Многие также были рабами-христианами, которые, вырвавшись из цепей
неверных, нашли убежище в его стенах; и заключенные
никогда не уставали изобретать и практиковать новые приспособления для облегчения
о беженцах. В частности, рыцарей держал расу большие
и прозорливый собак, которых они тренировались, чтобы выйти и искать тех,
кто мог бы потопить исчерпан на горы не достигают
замок Стен. Инстинкт у этих собак был экстраординарный: мы читаем
об одном христианине, который, спасаясь от своих хозяев, бросился в колодец, когда его преследовали, чтобы не попасть снова к ним в руки. Там его выследил один из этих сторожевых псов,
который, не сумев вытащить его, по крайней мере, спас ему жизнь.
Колодец был сухим, и человек не пострадал при падении,
но непременно умер бы от голода, если бы не преданность собак госпитальеров. В течение многих дней благородное животное приносило ему в
пасти всю долю пищи, предназначенную для его собственного пропитания.

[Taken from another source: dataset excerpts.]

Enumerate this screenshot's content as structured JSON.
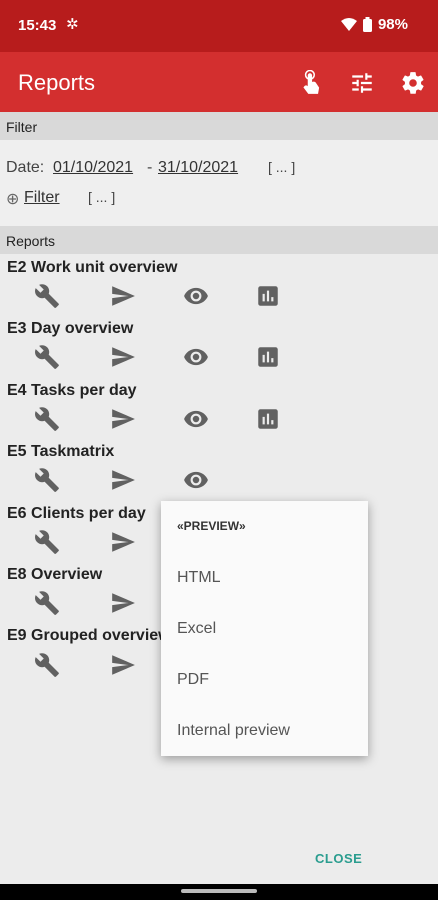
{
  "status": {
    "time": "15:43",
    "battery": "98%"
  },
  "appbar": {
    "title": "Reports"
  },
  "filter": {
    "header": "Filter",
    "date_label": "Date:",
    "date_from": "01/10/2021",
    "date_sep": "-",
    "date_to": "31/10/2021",
    "date_more": "[ ... ]",
    "filter_prefix": "⊕",
    "filter_link": "Filter",
    "filter_more": "[ ... ]"
  },
  "reports": {
    "header": "Reports",
    "items": [
      {
        "title": "E2 Work unit overview"
      },
      {
        "title": "E3 Day overview"
      },
      {
        "title": "E4 Tasks per day"
      },
      {
        "title": "E5 Taskmatrix"
      },
      {
        "title": "E6 Clients per day"
      },
      {
        "title": "E8 Overview"
      },
      {
        "title": "E9 Grouped overview"
      }
    ]
  },
  "popup": {
    "header": "«PREVIEW»",
    "options": [
      "HTML",
      "Excel",
      "PDF",
      "Internal preview"
    ]
  },
  "footer": {
    "close_label": "CLOSE"
  }
}
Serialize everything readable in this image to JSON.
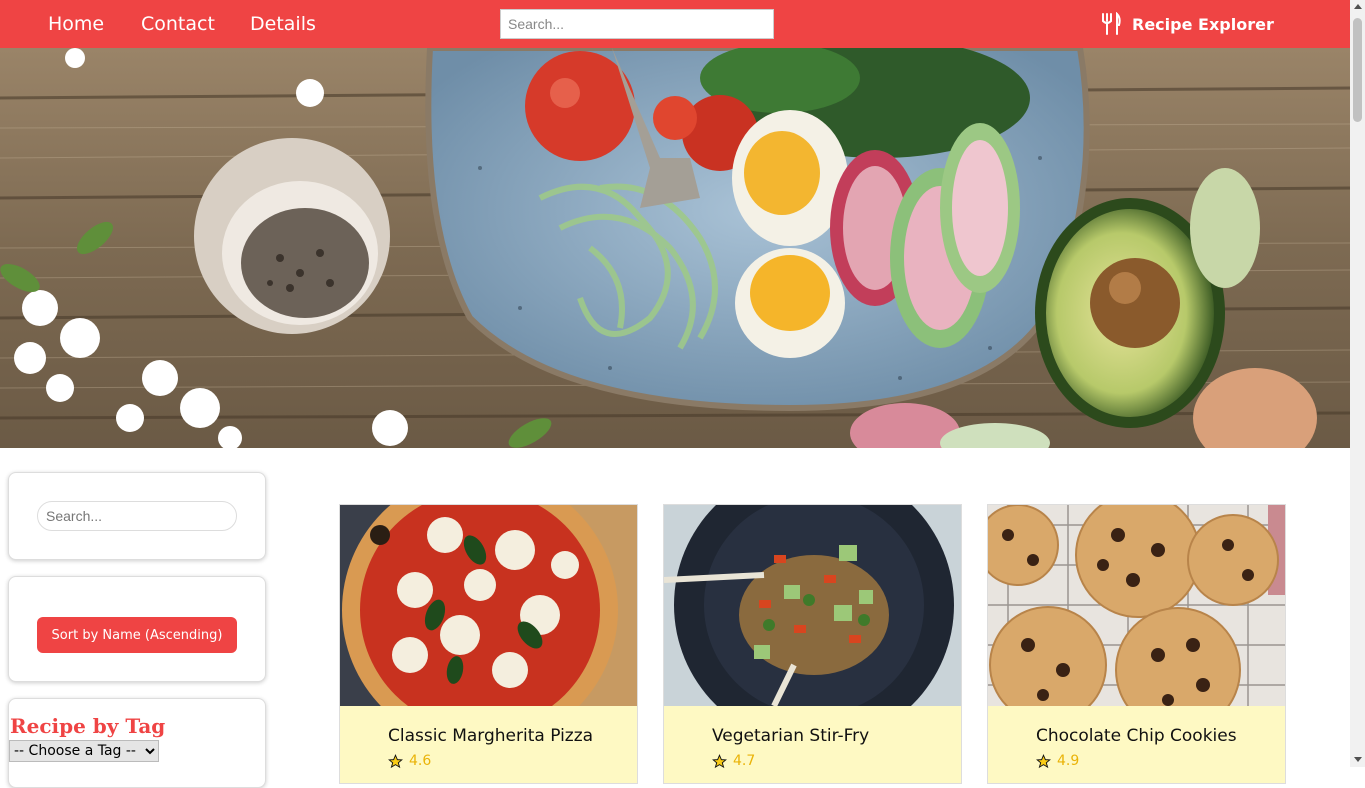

сбросив его в колодец внизу. В конце концов было замечено, что
собака с каждым днём худела, и её постоянные вылазки
после завтрака в одном и том же направлении вызывали любопытство.
Некоторые из гарнизонных слуг отправились посмотреть, что она делает.
Когда правда была раскрыта, человека спасли, а собаке отвели
место в истории ордена, достойным членом которого она себя показала.
Найяк был одним из самых выдающихся великих мастеров того
периода и считался защитником всех христиан
государства Востока. Он спас Кипр от ужасов гражданской войны
бескорыстным и разумным вмешательством; и в его время,
как говорит Верто, «ни одно пиратское судно не осмеливалось приближаться к
побережью Ликии. Его везде признавали самым могущественным
христианским правителем Востока; под его командованием в монастыре
на Родосе было более тысячи рыцарей; и большая часть островов
Спорады подчинялась ему. Море было усеяно его кораблями, и родосские суда под его эскортом
галеры, перевозившие товары в каждый порт». Большинство этих кораблей и галер были захвачены у сарацин, которые в конце концов были вынуждены просить о мире и отправили посольство на Родос, чтобы договориться об условиях. Условия мира были выгодны христианам, и среди них не был забыт Иерусалим. Было оговорено, что Святая Гробница должна быть
окружена стенами и что шесть рыцарей ордена должны
получить право на проживание неподалёку, без уплаты налогов, и
возможность принимать паломников в своём доме, как и прежде.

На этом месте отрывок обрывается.